Бремя прошлого, стр. 101

Мама была намного младше его. Отец познакомился с нею на июльском пикнике в доме друзей в Саутгемптоне. Тогда ему было шестьдесят пять лет, хотя он с гордостью говорил мне, что выглядел лет на пятьдесят. Красивый и богатый, он поглядывал на многих женщин, но, как он сказал, сразу понял, что она была той единственной, необходимой ему.

Мама умерла, когда мне было четырнадцать лет, и отец чувствовал себя, как брошенная собака. Он не знал, что ему делать без нее, что делать с собою. Он решил было вернуться в офис, но его ум уже не мог сосредоточиться на бизнесе. Я уехал учиться, он остался один и появлялся в самое неожиданное время, увозил меня на ленч или на футбольный матч. Отец постепенно оправился от потрясения, но говорил мне, что ему будет недоставать ее до конца его дней. «Она была моим лучшим товарищем, – говорил он мне. – Я ни разу не пожелал ни одной другой женщины при жизни твоей матери».

И вот в один прекрасный день отец позвал меня к себе в кабинет и впервые рассказал мне о том, где он родился, – в той маленькой лачуге с земляным полом в Коннемэйре. «Я не говорил тебе об этом раньше, – продолжал он, – потому что стыдился этого.

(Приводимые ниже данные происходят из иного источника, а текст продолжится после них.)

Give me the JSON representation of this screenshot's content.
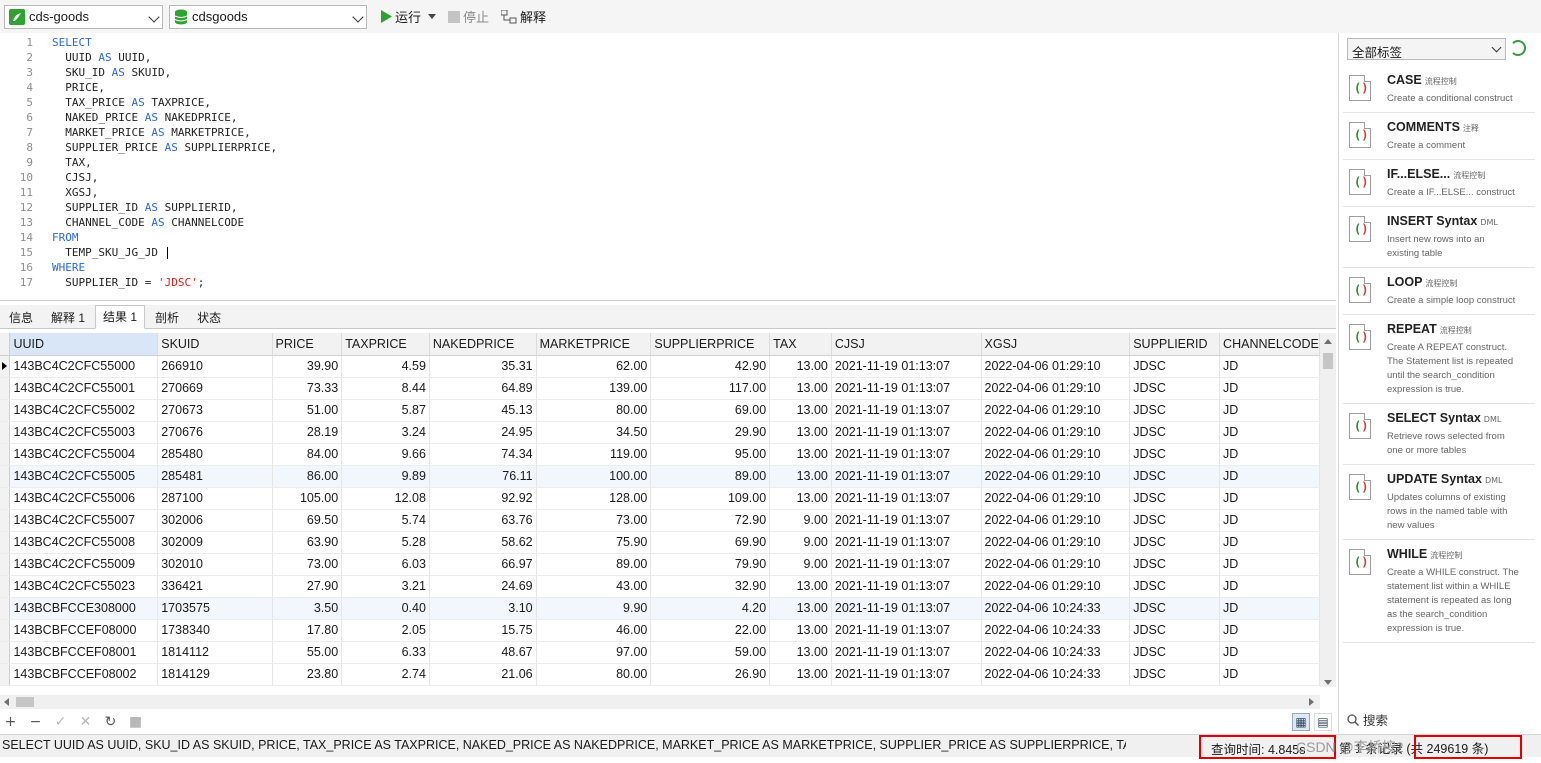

Потому-то все так и осложнилось. Но теперь я старый человек, и мне кажется, что будет лучше, если ты услышишь обо мне от меня самого, чем, если в будущем для тебя откроются какие-нибудь неожиданные вещи. И никто не посмеет сказать, что твой отец что-то скрыл от тебя!»

И он рассказал мне историю о себе, о Лилли и о Лайэме. Рассказал все. И о своем брате Дэниеле, о существовании которого я даже не подозревал.

«Дэн умер человеком богаче Креза, – с гордостью говорил папа. – Мы, О'Киффи, преуспели в этой новой стране. Но, шагая по дороге успеха, каким-то образом потеряли друг друга». Он бросил на меня проницательный взгляд и продолжал: «Итак, теперь ты знаешь все о своих давно потерянных родственниках и о твоем исчезнувшем единокровном брате. Странные люди, они никогда не пытались встретиться с тобой, но если когда-нибудь это сделают, ты, по крайней мере, будешь знать правду».

Я спросил отца, не пытался ли он когда-нибудь разыскать Лайэма, и он с ноткой вины в голосе сказал, что пытался, но было уже слишком поздно. Лайэм исчез, и его никогда больше никто не видел.

Майкл взглянул на меня и задумчиво проговорил:

– Должно быть, Лилли была необычной женщиной.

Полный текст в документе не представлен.